Friday Five: Elliot McConnell, Punto de Fuga, Maddy Ringo, Dick Texas, AGN7

MUSIC REVIEW FRIDAY FIVE

Cover art for the music featured in Friday Five.

Friday Five highlights music by Washtenaw County-associated artists and labels.

This edition features big band prog-jazz fusion by Elliot McConnell, jazz-rock by Punto de Fuga, country-folk jazz by Maddy Ringo, moody indie by Dick Texas, and two new drum 'n' bass releases on the AGN7 label.

 

Elliot McConnell, Highlands
Ann Arbor's Elliot McConnell put a bit of everything on his debut album, Highlands, available on streaming and double CD. The trumpeter-composer wrote a collection of tunes that are a bit big band with a smidge of prog-rock and a dash of choral singing—often within the same song. Highlands is stuffed with constantly shifting music that will challenge you intellectually for one second and then have you chicken-necking with the groove in the next instance.

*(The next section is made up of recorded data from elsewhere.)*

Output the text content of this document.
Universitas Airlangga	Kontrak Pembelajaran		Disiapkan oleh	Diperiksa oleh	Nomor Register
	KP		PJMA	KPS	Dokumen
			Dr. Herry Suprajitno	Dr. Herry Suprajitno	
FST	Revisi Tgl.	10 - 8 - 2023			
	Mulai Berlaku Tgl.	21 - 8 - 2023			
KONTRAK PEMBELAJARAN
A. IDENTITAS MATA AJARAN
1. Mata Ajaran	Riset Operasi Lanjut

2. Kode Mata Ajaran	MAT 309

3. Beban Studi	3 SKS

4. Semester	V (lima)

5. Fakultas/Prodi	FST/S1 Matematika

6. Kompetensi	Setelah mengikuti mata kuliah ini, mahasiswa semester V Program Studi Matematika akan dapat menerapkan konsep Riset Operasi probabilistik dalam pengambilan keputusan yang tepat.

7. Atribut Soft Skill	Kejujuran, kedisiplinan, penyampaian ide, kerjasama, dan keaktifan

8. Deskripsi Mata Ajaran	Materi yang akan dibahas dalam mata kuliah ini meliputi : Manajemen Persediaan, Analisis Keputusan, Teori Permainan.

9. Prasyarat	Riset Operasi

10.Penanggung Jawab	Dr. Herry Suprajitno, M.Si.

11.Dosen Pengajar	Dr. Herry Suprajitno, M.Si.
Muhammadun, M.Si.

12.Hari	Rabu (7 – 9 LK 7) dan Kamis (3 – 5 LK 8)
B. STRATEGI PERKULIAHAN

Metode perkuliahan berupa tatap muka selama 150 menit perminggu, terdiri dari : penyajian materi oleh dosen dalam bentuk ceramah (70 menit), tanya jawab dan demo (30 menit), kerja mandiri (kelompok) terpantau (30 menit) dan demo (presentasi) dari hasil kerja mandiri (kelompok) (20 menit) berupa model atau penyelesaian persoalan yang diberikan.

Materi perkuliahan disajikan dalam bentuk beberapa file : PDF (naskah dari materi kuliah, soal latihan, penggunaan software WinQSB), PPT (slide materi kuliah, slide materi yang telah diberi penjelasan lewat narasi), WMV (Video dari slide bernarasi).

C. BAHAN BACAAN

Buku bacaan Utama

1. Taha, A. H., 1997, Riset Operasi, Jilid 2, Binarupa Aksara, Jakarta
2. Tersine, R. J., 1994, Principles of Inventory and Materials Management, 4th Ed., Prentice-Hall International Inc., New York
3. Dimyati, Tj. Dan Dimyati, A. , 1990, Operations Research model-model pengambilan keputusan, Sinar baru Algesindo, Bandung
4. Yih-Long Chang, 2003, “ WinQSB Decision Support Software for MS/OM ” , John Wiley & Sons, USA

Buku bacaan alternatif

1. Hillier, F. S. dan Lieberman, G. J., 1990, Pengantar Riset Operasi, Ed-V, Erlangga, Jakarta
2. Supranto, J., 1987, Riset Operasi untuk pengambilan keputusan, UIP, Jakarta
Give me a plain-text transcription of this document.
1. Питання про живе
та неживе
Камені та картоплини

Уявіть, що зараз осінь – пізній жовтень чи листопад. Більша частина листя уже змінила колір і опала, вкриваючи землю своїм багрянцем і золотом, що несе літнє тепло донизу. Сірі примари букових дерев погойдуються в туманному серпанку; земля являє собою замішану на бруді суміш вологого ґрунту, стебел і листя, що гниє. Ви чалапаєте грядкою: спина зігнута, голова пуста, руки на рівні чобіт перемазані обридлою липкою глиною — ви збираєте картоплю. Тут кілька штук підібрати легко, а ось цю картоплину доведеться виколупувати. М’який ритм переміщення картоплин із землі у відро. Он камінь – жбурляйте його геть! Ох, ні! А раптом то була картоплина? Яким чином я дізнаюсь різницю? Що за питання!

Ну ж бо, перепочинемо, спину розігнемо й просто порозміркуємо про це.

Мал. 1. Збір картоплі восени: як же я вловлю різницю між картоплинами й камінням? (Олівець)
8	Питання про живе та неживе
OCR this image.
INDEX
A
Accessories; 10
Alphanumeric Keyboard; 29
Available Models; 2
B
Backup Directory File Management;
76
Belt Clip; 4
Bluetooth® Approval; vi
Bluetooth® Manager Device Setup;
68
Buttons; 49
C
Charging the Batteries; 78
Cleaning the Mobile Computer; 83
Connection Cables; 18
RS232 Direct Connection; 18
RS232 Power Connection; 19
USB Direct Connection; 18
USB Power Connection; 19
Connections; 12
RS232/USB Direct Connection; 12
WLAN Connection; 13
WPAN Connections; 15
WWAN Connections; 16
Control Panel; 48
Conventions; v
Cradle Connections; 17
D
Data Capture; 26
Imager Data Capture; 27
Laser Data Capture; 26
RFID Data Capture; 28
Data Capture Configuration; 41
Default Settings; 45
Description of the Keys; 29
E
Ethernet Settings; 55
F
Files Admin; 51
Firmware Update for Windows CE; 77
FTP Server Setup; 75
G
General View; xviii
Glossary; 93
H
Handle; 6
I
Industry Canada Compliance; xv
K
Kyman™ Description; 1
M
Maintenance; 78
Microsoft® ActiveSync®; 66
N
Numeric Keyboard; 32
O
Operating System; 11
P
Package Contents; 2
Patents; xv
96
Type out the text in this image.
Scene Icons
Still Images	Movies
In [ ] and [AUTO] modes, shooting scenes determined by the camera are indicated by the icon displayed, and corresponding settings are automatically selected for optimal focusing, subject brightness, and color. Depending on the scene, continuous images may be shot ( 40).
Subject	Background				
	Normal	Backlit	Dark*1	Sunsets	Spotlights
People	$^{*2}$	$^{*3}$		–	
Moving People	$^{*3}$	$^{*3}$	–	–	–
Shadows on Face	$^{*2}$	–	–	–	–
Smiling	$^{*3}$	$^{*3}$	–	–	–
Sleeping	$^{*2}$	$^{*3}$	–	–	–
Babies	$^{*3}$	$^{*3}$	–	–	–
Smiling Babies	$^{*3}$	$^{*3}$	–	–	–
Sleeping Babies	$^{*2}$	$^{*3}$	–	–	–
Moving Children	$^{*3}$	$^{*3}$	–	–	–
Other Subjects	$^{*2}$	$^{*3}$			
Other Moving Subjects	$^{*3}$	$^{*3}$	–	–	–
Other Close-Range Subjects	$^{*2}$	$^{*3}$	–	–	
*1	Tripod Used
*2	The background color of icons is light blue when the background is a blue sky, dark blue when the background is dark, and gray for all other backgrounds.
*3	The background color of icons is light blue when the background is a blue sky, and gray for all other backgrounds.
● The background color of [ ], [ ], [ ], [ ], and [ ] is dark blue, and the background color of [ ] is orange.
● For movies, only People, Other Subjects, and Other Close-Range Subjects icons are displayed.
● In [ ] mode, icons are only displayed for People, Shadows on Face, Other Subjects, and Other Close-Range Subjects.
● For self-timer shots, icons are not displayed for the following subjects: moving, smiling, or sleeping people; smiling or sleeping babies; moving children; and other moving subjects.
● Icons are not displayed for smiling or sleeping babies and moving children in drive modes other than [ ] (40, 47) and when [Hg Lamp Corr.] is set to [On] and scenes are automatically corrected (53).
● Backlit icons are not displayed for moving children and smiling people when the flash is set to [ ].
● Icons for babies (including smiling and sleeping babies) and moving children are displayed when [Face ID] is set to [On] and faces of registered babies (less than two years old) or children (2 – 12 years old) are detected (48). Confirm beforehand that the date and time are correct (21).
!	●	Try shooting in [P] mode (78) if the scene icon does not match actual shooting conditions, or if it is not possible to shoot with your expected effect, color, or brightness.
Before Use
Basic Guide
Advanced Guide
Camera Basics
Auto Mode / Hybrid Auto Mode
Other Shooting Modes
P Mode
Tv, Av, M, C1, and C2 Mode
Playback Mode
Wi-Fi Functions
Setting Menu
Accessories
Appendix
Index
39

The 10-track, 86-minute collection was captured at nearby Willis Sound, and the "Atop the Down" video shows McConnell and Co. recording the tune in the studio.

 

Punto de Fuga, OptiKa
Victor and Andres Del Corral comprise Punto de Fuga (Vanishing Point), a jazz-rock fusion project out of the Ypsi-Arbor area. The duo splits all the bass and keyboards, with Andres also tackling the drums and Victor shredding on guitar. OptiKa is Punto de Fuga's fifth album, and despite a fairly consistent release schedule since debuting in 2017, I think this is strictly a studio project because I can't find any evidence of the band playing out. 

 

Maddy Ringo, People of the Earth and Sea
U-M alum Maddy Ringo played The Ark recently, and it's the perfect venue to showcase the mix of folk, jazz, and country as heard on her new album, People of the Earth and Sea. Ringo's flexible voice can shift between husky and operatic, which gives her phrasings unique angles as she croons heartfelt, poetic lyrics (often with a touch of humor). While she doesn't sound like Madeleine Peyroux, Patsy Cline, Norah Jones, Eva Cassidy, or Rickie Lee Jones, those are the musicians who come to mind when I listen to Ringo: artists who can move effortlessly through various rootsy genres while showing the interconnectedness of the music.

 

Dick Texas, All That Fall
As lead singer of Grand Rapids art-core band Sojii, Valerie Salerno would evoke Nick Cave in The Birthday Party by providing a warbly croon over the band's fractured, grungy sound. After the band's demise, she moved to Detroit, started the Dick Texas project with a more indie singer-songwriter sound, and hooked up with Fred Thomas' Life Like label out of Ypsilanti for All That Fall. It makes sense that Salerno would want to strip things back, slow things down, and allow the music to breathe so her words are heard more clearly: She's a writer above all else, and Dick Texas' debut is filled with eerie lyrics on death, grief, and other messy emotions. Sometimes Dick Texas evokes the late-night haziness of Mazzy Star, but the band's music is looser and less structured than Hope Sandoval and Dave Roback's laid-back but tightly coiled songs. As Thomas writes in the Bandcamp blurb, "It’s not an album of hit singles or easy conceptual throughlines, but one of abandoned gas stations, sun-dried bones, jarring blasts of ghost harmonica on cemetery radio stations, and raw feelings of grief and remorse viewed through a microscope in a recurring dream."

 

Forgiven Soul, Sudden Movement EP
Ahmad, The Omen EP
If you're a longtime reader of Pulp, you'll know that one of the world's foremost drum 'n' bass labels, AGN7, is based in Ypsilanti. Listen to AGN7's two latest EPs for further proof.


Christopher Porter is a library technician and the editor of Pulp.